I’ll take a break here to point out that this code works perfectly well, and Flask-Restful has been a great library to use. But look at some of the branching logic necessitated by those special cases. For example, this branch lowercases the value, and then has to check through this choices argument (used to specify a set of valid values the input could take).

    if hasattr(value, "lower") and not self.case_sensitive:
        value = value.lower()

        if hasattr(self.choices, "__iter__"):
            self.choices = [choice.lower()
                            for choice in self.choices]

This has all the smell of a bug borne of an obscure edge case, and indeed, we can find the commit where this branch was added.

Moving back in time to before all this: As our application grew more and more requirements of its data, a reusable “validators” library was born. It simply provides functions that can be passed into the type parameter of reqparse’s add_argument. It started out simply enough, with validators like email:

import re
EMAIL_RE = re.compile(r".+@.+\..+")

def email(s):
    if not EMAIL_RE.match(s):
        raise ValidationError("Invalid email format")
    return s

Eventually, though, it gained some additional tracks. Here’s the choice validator that was added at some point, probably by me when I couldn’t be bothered to find reqparse’s inbuilt choices option.

def choice(choices, msg='Invalid Choice'):
    def choose(choice):
        if choice not in choices:
            raise ValidationError(msg=msg)
        if isinstance(choices, dict):
            return choices.get(choice)
        else:
            return choice
    return choose


# Usage
parser.add_argument(
  'category',
  type=validators.choice(['News', 'Entertainment', 'Other']),
)

Notice how the responsibility for this validation is now moved to the type function, ensuring that any special handling of choice code is kept away from the general-purpose parsing functions? Without really intending to, the validators library grew a whole bunch of functionality paralleling reqparse’s built-ins. In parallel to reqparse’s keywords, validators gained optional, required, nullable, and validated_list.

Recently, I had to update Flask-Restful for some reason or another, and was dismayed when some of the validators stopped working. This wasn’t really anyone’s fault, just a case of my validator functions expecting some edge-case behavior that had changed. But I realized that, by now, I didn’t really need all of the functionality that reqparse offered. I replaced the RequestParser and Argument classes with some custom ones that look a lot more like the pseudocode example above than the current implementations that exist within flask-restful. It’s not an all-at-once process, but over time, all keyword-based validators are moving to function-based ones, and the Argument and RequestParser implementations keep getting simpler and simpler.

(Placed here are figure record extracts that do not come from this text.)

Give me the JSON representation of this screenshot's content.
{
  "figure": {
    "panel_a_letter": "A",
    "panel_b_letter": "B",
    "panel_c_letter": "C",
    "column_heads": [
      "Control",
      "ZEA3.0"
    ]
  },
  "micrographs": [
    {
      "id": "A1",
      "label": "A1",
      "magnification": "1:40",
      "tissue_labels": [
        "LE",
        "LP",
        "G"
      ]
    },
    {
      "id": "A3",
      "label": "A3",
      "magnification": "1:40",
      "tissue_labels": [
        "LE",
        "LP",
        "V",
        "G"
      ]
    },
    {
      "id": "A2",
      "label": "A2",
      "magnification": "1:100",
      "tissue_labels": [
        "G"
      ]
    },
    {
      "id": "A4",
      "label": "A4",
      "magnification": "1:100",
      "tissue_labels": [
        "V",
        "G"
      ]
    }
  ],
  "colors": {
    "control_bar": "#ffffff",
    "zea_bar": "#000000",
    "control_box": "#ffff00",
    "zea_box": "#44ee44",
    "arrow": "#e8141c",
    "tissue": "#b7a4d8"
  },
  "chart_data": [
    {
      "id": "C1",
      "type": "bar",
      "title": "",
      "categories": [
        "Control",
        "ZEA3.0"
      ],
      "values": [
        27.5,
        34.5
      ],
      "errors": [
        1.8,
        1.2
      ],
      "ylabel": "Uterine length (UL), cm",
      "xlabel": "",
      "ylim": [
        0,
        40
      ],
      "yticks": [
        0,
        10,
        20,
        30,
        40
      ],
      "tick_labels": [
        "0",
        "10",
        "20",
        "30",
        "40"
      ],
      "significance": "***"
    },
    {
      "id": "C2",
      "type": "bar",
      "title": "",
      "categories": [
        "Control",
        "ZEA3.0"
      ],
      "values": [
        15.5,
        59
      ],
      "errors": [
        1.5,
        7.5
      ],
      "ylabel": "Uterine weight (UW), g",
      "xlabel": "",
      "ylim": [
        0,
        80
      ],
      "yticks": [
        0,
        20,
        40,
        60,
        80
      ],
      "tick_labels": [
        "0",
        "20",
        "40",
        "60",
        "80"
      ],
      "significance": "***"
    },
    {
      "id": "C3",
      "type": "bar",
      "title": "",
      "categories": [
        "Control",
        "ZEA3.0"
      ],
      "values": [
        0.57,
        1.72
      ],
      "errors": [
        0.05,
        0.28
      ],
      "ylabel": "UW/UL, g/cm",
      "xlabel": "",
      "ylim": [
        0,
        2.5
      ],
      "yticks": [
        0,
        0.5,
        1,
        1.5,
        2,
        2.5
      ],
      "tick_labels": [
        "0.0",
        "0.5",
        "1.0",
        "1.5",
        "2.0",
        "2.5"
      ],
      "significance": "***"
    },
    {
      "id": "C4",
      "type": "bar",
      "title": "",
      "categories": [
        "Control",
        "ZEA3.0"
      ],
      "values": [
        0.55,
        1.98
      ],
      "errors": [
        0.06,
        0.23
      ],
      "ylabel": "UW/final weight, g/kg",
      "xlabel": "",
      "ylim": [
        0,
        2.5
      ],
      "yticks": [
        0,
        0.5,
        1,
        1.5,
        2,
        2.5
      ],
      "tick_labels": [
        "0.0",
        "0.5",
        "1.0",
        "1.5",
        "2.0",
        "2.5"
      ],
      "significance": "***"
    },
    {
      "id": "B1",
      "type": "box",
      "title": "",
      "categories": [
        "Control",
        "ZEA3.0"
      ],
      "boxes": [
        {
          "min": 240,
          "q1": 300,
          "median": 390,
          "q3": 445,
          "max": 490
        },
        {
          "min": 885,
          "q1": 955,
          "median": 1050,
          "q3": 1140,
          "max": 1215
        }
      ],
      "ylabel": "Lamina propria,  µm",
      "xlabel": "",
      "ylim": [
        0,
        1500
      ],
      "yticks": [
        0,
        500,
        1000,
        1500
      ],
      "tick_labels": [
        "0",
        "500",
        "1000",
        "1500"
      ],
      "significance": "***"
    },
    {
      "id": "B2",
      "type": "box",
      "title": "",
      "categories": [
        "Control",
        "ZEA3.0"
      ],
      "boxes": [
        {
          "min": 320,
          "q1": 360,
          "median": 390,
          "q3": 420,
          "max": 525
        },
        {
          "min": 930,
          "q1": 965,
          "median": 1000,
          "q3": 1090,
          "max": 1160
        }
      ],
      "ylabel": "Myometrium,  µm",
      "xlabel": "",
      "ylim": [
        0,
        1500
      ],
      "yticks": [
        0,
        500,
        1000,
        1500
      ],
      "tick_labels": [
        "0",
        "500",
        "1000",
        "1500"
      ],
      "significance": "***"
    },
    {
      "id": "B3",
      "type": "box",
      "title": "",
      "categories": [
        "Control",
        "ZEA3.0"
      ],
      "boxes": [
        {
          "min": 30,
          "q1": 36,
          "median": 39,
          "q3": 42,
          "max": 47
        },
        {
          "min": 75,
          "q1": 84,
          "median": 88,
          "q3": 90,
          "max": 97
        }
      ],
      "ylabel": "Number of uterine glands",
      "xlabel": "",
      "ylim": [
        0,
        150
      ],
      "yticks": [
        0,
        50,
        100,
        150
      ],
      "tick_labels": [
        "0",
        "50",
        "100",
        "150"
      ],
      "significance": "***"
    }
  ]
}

Incidentally, this is the sort of system that WTForms, another great input-wrangling library, has always used. Each Field class accepts a list of validators, which can be totally custom-written about as simply as mine above (you can even just make them closures returning functions). What WTForms provides, in lieu of extra keyword arguments, is a suite of validators covering common cases, such as DataRequired, EqualTo, etc.:

class MyForm(Form):
  email = StringField("email", validators=[DataRequired(), Email()])

But, not to be outdone in the field of keyword austerity, validators has long provided a comp method for this sort of situation:

parser.add_argument(
  'email',
  type=validators.comp(validators.required, validators.email)
)

So what’s the lesson? I don’t know, I’m not a teacher, but I guess it’s something along the lines of: Wherever possible, favor function composition for those cases where, for once, it actually makes things simpler.